Parole, on the other hand, is defined as:
“A convicted person’s conditional release from prison by a parole committee”.
Thus, defining the two terms distinctly, the draft bill proposes to deal with them separately. The draft bill proposes five types of probations for convicts, which are:
- Probation by keeping him under supervision of a probation officer;
- Probation by performing community service;
- Probation by admonishing, in case of offences punishable for not more than two years;
- Probation by suspension of imprisonment;
- Probation by sending convict for drug treatment.
The draft Bill provides for conditions under which probation may be granted. Moreover, conditions relating to undertaking vocational training may also be imposed by the court while passing a probation order. The probation part of the corrections is purely an executive function. It will be managed by a provincial committee and various district sub-committees. The provincial committee will be headed by the Additional Secretary, Home and will be assisted by Inspector General of Prisons along with other members. The district sub-committee will be headed by District Superintendent Prisons and will be assisted by probation officers and police officers. The probation committee has been granted power to issue release orders based on certain conditions.

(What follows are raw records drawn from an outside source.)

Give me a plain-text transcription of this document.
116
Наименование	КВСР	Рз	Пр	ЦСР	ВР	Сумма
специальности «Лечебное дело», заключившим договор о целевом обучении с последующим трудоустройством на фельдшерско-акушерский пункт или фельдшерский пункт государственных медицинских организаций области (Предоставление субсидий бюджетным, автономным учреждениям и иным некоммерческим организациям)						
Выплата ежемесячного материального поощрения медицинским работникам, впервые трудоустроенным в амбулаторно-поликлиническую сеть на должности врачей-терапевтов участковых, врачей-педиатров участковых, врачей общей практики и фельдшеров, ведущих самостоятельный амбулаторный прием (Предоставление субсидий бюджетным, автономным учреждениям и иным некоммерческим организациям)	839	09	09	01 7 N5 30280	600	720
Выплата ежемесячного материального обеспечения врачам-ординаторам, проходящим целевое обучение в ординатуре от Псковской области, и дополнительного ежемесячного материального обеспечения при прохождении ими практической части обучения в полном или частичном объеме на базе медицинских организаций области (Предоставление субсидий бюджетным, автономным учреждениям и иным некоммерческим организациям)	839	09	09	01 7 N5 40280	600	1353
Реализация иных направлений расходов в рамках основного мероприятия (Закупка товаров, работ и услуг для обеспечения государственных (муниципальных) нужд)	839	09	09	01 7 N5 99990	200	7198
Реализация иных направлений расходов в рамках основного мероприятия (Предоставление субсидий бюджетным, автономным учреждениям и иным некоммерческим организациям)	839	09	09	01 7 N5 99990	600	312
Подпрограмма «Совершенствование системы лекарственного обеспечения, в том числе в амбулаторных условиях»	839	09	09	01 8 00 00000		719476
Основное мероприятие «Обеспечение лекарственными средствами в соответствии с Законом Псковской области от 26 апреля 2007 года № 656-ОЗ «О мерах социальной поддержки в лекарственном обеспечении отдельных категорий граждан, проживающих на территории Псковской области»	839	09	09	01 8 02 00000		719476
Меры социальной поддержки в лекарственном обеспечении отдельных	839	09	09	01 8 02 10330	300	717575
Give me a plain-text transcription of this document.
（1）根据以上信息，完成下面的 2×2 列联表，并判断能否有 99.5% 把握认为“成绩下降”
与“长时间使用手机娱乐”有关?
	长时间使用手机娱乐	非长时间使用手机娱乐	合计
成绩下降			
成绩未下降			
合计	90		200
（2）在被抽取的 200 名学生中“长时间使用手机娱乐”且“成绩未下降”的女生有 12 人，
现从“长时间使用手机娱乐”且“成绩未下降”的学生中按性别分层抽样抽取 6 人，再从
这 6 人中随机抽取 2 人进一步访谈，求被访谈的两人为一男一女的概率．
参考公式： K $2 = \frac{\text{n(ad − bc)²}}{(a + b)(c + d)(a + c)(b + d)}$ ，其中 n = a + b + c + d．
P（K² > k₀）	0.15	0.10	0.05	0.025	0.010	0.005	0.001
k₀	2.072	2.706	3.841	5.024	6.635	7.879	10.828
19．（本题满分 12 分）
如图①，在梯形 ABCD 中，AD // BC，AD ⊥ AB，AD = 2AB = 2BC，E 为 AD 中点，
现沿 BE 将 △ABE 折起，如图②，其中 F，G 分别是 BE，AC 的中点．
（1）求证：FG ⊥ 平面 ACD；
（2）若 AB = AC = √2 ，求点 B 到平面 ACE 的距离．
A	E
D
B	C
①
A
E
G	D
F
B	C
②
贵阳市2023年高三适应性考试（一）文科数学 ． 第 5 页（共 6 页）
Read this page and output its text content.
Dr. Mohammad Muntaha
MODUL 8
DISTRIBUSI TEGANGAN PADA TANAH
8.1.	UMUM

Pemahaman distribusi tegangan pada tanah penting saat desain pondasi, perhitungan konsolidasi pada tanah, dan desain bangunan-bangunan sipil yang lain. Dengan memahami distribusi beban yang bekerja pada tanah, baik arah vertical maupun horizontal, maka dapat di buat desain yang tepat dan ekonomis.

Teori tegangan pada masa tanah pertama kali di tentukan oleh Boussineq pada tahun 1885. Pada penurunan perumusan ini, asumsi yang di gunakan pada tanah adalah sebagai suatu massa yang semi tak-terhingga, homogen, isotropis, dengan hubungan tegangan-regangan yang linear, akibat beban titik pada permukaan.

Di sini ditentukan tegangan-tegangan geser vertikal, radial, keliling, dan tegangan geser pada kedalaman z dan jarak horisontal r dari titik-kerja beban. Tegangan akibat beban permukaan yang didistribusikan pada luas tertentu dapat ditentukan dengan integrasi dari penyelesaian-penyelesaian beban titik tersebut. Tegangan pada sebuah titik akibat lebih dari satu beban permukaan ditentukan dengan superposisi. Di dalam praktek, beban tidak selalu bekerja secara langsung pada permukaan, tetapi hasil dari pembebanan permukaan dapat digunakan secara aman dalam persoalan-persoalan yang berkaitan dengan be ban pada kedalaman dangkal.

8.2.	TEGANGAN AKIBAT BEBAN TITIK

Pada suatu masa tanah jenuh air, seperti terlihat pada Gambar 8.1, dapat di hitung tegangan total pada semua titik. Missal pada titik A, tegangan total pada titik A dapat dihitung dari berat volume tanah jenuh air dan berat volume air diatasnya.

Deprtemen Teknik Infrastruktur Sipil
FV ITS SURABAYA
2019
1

It may be noted that national law is not the only sphere that requires non-custodial measures to be embraced by states. The International Humanitarian Law (IHL) and the International Human Rights Law (IHLR) also require states to introduce alternatives to imprisonment. IHL, for example, requires that an inquiry officer may be instituted for detainees and Prisoners of War (POW) who shall be informed about ‘release on parole’ and alike information (Paragraph 14 of Hague Regulations, 1907). The IHLR disseminates, and insists upon states to follow the United Nations Standard Minimum Rules for Non-Custodial Measures (Tokyo Rules-based on General Assembly Resolution 45/110 of 1990). The Tokyo Rules propose sentencing (probation) and non-sentencing dispositions (parole) that states are obliged to abide by.
As can be observed from the foregoing discussion, penal policies of states are informed by national and international laws, but their utility exceeds the domain of mere legality. Societies need penal policies for dispensation of justice, which ultimately guarantee peace and prosperity. For Pakistan, reviewing of penal policy through probation and parole law is as important as its implementation. The present review may be further nuanced by catering to vulnerable sections of society like women, transgender persons, and children generously, while offering no concessions for extremism. In this regard, the praxis in Pakistan has been that it has left formulation of penal policies to provinces while the constitutional design accords primacy to the federation in terms of articles 142 and 143 of the Constitution of Pakistan, that put the latter in lead insofar as the criminal law, criminal procedure and evidence matters are concerned. Penal policy review is couched in criminal law and the state must make full use of this important tool to substantially improve the rule of law in the country.